My father cheated on my mom. I was super confused on why they were yelling back and forth like dogs in the night who bark at nothing. What was, “cheating?” I asked myself if it was something my obnoxious siblings, and I did. Confusion ran through my body, tears that were flowing out of my eyes like a waterfall. My dad thrashed the door open, my mom still screaming at him. I saw her red eyes, she was hysterically crying. As my dad started packing all his clothes up. My mom threw his clothes at him while he kept packing. I just kept thinking it was time for him to go back to the Sandy Cities. It was the middle of the night when he started for the door. I ran after him thinking I would get a big embrace. I grabbed his leg as he opened the door, I got shoved to the ground. My heart was empty, broken into pieces like a
broken glass. I waited for him to turn back and say bye, but instead he got in the car and I saw the dust of the tires and then just red beaming tail lights.

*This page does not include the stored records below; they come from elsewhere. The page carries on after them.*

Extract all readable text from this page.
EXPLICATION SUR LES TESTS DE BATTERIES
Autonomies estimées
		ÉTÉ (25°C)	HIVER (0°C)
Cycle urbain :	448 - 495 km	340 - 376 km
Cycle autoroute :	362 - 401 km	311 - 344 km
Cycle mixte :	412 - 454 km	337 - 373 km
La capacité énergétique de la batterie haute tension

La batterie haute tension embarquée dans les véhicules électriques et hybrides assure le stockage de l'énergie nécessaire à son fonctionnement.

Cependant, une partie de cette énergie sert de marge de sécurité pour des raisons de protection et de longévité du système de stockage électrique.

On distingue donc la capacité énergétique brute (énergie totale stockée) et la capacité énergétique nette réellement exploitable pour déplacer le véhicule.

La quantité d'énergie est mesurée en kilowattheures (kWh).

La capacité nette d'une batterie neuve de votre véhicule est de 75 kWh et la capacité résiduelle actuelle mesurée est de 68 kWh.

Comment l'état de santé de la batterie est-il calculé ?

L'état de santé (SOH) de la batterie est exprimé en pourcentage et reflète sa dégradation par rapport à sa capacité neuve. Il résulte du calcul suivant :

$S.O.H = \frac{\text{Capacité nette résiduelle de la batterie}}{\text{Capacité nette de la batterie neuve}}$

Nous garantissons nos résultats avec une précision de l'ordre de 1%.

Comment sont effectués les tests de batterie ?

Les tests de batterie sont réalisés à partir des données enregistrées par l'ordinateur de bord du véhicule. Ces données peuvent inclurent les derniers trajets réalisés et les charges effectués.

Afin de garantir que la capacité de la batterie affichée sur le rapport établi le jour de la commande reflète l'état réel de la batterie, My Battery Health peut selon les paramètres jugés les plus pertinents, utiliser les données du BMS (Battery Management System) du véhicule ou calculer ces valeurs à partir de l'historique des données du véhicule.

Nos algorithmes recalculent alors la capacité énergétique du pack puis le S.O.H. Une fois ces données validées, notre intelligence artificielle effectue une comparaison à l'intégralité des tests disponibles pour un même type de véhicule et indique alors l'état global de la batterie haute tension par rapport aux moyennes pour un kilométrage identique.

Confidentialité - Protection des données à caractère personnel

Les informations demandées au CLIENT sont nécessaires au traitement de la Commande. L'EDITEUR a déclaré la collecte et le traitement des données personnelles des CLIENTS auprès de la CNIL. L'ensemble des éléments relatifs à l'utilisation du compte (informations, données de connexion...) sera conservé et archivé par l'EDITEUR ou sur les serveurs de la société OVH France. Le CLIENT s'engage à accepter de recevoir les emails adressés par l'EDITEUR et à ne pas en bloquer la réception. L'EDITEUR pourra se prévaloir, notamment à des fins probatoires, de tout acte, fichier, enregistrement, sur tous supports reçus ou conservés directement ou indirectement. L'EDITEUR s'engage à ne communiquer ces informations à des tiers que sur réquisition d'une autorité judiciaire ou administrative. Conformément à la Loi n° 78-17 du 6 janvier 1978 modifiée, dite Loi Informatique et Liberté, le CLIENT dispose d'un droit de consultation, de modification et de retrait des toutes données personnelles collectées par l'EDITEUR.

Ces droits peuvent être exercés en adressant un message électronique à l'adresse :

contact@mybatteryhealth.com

After that night, my mom was never the same. She cried all night the night he drove away, and for the next two months in her bed. I crawled up next to her feeling how wet her pillow would be. Feeling her rib cage because of how skinny she was from starving herself because she has no appetite. I laid with her for the next two months every night making sure she would fall asleep. She wouldn’t make breakfast, so I stepped up and started taking care of my family. I just wanted my family to be back to normal, so I tried everything in my power to make sure they had somebody to fall back on. Eventually, my mom started to get up in the middle of the night with nightmares. She would scream, and I would rub her back until she felt safe again. I was the only person there for her. My dad never came back to see us, never came back to say sorry to mom. Just dust and red tail lights on a long rocky driveway.